Jan 12, 2010

Dear Journal:

Froom what I can tell, keeping a journal is pretty much the most important thing an individual can do in the face of an oppressive regime. 1984, We, Camp Concentration, Anthem, Kallocain, Level 7 - whether the frightened citizen hiding his notebook under the bed or the prisoner writing at his captors' request, dystopian authors just love their diaries.

Seriously, though, is this just lazy writing, an easy way to get in plenty of explanation without having to come up with realistic dialogue? Is it the echos of an older style? Classic works having their patterns borrowed through the decades?

To me, I guess it's like anything else. I like it when it's done well (Kallocain, We), but after I've seen it over and over it just serves to remove me from the action. Your feelings?

10 comments:

Unknown said...

I think writing in a journal can convey information to readers in a way that dialog cannot, especially in dystopian novels where the material is heady. Tough, philosophical conversations aren't that common in daily life. In a novel, a journal entry gives readers a glimpse into the mind of the character, letting them see what deep ideas are being pondered.

But I also agree that a technique can become stale if it is overused, even by different authors.

That Hank said...

There is that, and there is also the fact that a journal style lets an author write in first person, even if he kills off or changes that character by the end of the book.

Unknown said...

Also, in a dystopian novel the characters usually can't risk talking about their dreams for a better world; their governments don't take kindly to such things.
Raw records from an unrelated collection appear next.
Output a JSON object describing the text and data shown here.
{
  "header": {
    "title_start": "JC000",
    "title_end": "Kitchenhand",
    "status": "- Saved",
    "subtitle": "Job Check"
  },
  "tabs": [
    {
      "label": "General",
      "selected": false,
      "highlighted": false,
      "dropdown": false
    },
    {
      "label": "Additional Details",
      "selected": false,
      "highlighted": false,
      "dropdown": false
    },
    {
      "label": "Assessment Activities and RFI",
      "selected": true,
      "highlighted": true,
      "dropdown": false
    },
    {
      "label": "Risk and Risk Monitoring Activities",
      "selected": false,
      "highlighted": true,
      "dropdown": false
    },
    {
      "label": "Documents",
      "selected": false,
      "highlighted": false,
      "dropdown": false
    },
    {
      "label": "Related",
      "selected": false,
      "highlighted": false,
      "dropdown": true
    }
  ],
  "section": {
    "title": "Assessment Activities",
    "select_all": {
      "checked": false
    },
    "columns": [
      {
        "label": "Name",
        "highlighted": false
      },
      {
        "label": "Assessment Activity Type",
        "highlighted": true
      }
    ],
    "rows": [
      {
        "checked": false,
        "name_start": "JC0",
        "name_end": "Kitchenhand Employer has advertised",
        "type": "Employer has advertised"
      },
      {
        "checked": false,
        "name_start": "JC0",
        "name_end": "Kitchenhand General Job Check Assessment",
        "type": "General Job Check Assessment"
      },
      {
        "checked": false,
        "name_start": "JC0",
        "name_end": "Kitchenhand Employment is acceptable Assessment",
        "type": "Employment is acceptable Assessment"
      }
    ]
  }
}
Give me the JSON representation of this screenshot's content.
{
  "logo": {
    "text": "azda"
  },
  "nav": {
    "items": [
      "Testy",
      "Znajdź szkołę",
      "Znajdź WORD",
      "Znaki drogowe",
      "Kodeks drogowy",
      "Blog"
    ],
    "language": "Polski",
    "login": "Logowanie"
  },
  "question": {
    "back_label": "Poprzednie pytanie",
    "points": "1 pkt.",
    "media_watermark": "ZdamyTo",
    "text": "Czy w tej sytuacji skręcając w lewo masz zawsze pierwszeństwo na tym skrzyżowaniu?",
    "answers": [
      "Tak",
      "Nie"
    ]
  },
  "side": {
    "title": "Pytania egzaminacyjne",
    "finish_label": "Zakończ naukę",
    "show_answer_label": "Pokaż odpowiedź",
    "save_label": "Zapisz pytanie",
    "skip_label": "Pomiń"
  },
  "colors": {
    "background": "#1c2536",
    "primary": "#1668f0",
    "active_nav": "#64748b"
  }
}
A journal might the only place such thoughts can be expressed so the reader can access them.

That Hank said...

True.. But it's fairly easy for novels written journal style or reliant on some journal entries to get bogged down in the philosophical side of things and miss out on a lot of action, too.

white rabbit said...

It's an odd thing - I've never thought of writing in the first person - whether by way of diary or otherwise until very recently when for the first time ever I started on a comic novel. I instinctively - there was no conscious thought involved in it - I started writing in the first person.

That Hank said...

Any idea why that felt like the right way to go with it?

JRSM said...

I wonder, too, how many writers have been inspired to do this by the pretty amazing real diaries kept by people under such regimes in the past--there's a real emotional kick when you read a secret diary kept hidden from the Nazis or Stalin's psychos or whomever.

That Hank said...

I hadn't thought about that, but you're right. Speaking of, any links to such things online?

facelift said...

is there not also perhaps an anxiety on the part of authors in presenting the apparent neutrality of the third-person, external viewpoint in such a society? maybe the form in these novels is what lessens the anxiety that either the novelist or reader could identify themselves with the totalitarian society portrayed.

That Hank said...

Maybe, but then you have something like the Turner Diaries, which is set up the same way and nothing but racist propaganda.